Old 04-04-2007, 09:44 AM   #1
Registered: Dec 2005
Distribution: RHEL3, FC3
Posts: 383

Rep: Reputation: 30
iconv - why does it club and form a single character


Puzzled why does iconv convert the following in a peculiar way.

Following is the example text..
dfsønne H converu
iconv -f UTF-8 -t ISO-8859-1 < file
dfsønne H converu
ø ====>  ø
Any reason, why the two characters are clubbed together to form ø in latin1 encoded format.

Is there any pattern to be followed for iconv conversion ?

Basically my question is how does iconv select characters that are to be clubbed ( from utf-8 input ) and convert to a character ( latin1 )

Any pointers, much appreciated!

Old 04-05-2007, 07:16 PM   #2
HCL Maintainer
Registered: Jan 2006
Distribution: (H)LFS, Gentoo
Posts: 2,450

Rep: Reputation: 79
The issue here is quite interesting.

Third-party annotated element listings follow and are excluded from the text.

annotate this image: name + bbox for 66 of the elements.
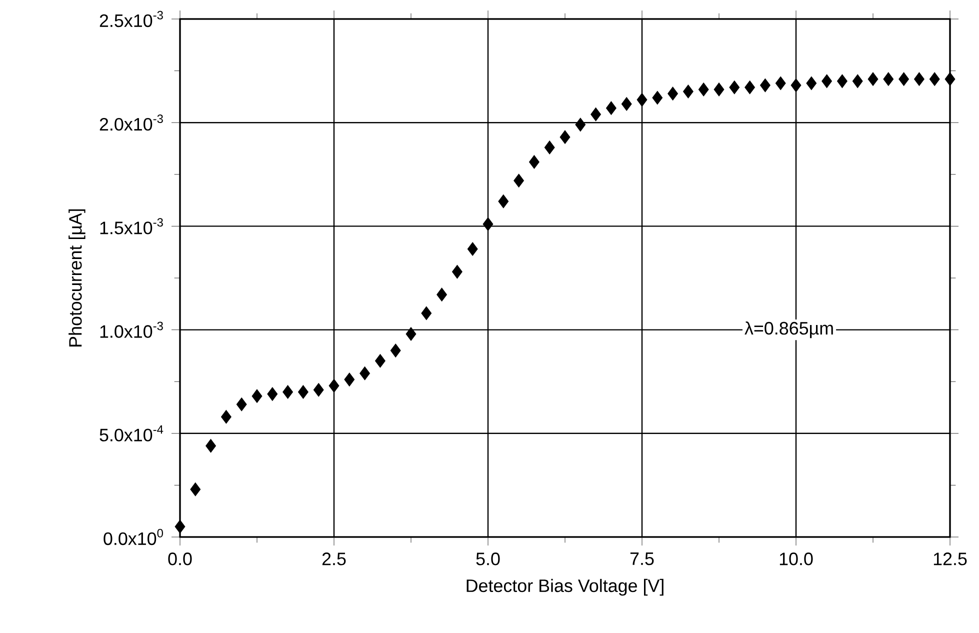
point: [744, 80, 755, 94]
point: [482, 217, 494, 231]
point: [282, 385, 293, 399]
y-axis-title: Photocurrent [µA]: [68, 209, 86, 346]
point: [822, 74, 832, 88]
point: [914, 72, 924, 86]
x-tick-label: 10.0: [780, 552, 813, 566]
point: [544, 140, 555, 154]
point: [375, 354, 386, 368]
point: [467, 242, 478, 256]
point: [514, 174, 524, 188]
point: [360, 366, 370, 380]
y-tick-label: 2.0x10$^{-3}$: [100, 114, 163, 131]
x-tick-label: 2.5: [322, 552, 346, 566]
point: [298, 385, 308, 399]
y-tick-label: 1.0x10$^{-3}$: [100, 322, 163, 338]
point: [575, 118, 586, 132]
point: [236, 398, 247, 412]
point: [606, 101, 616, 115]
point: [883, 72, 894, 86]
point: [837, 74, 848, 88]
point: [452, 265, 462, 279]
point: [313, 383, 324, 397]
point: [868, 72, 878, 86]
x-axis-title: Detector Bias Voltage [V]: [466, 578, 664, 596]
point: [421, 306, 432, 320]
point: [174, 520, 186, 534]
point: [621, 97, 632, 111]
point: [267, 387, 278, 401]
point: [898, 72, 909, 86]
point: [344, 372, 355, 386]
x-tick-label: 0.0: [168, 552, 192, 566]
x-tick-label: 5.0: [476, 552, 500, 566]
point: [390, 344, 401, 358]
point: [560, 130, 570, 144]
y-tick-label: 1.5x10$^{-3}$: [100, 218, 163, 234]
point: [852, 74, 863, 88]
point: [590, 108, 601, 122]
point: [775, 76, 786, 90]
point: [729, 80, 740, 94]
point: [944, 72, 956, 86]
y-tick-label: 0.0x10$^{0}$: [104, 528, 163, 546]
y-tick-label: 5.0x10$^{-4}$: [100, 425, 164, 442]
point: [406, 327, 416, 341]
annotation: λ=0.865µm: [744, 321, 833, 338]
point: [221, 410, 232, 424]
x-tick-label: 12.5: [934, 552, 967, 566]
point: [252, 389, 262, 403]
point: [636, 93, 648, 107]
point: [498, 194, 509, 208]
point: [206, 439, 216, 453]
point: [190, 482, 201, 496]
y-tick-label: 2.5x10$^{-3}$: [100, 10, 163, 28]
point: [714, 82, 724, 96]
point: [698, 82, 709, 96]
point: [652, 90, 663, 105]
point: [529, 155, 540, 169]
point: [328, 378, 340, 393]
point: [790, 78, 802, 92]
point: [806, 76, 817, 90]
point: [683, 84, 694, 98]
point: [436, 288, 447, 302]
point: [929, 72, 940, 86]
x-tick-label: 7.5: [630, 552, 654, 566]
point: [668, 86, 678, 100]
point: [760, 78, 770, 92]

Iconv does not “club” your characters. What happens is that your terminal is set to display utf8, and doesn’t know the output from iconv will be in latin1. So the input “ø” (which is in utf8 0xc383 followed by 0xc2b8) get’s converted as it should be to “ø” (which is in latin1 0xc3 followed by 0xb8). Your terminal thinks stdout should be interpreted as being in utf8, so it reads this as one character 0xc3b8, which translates in utf8 to ø.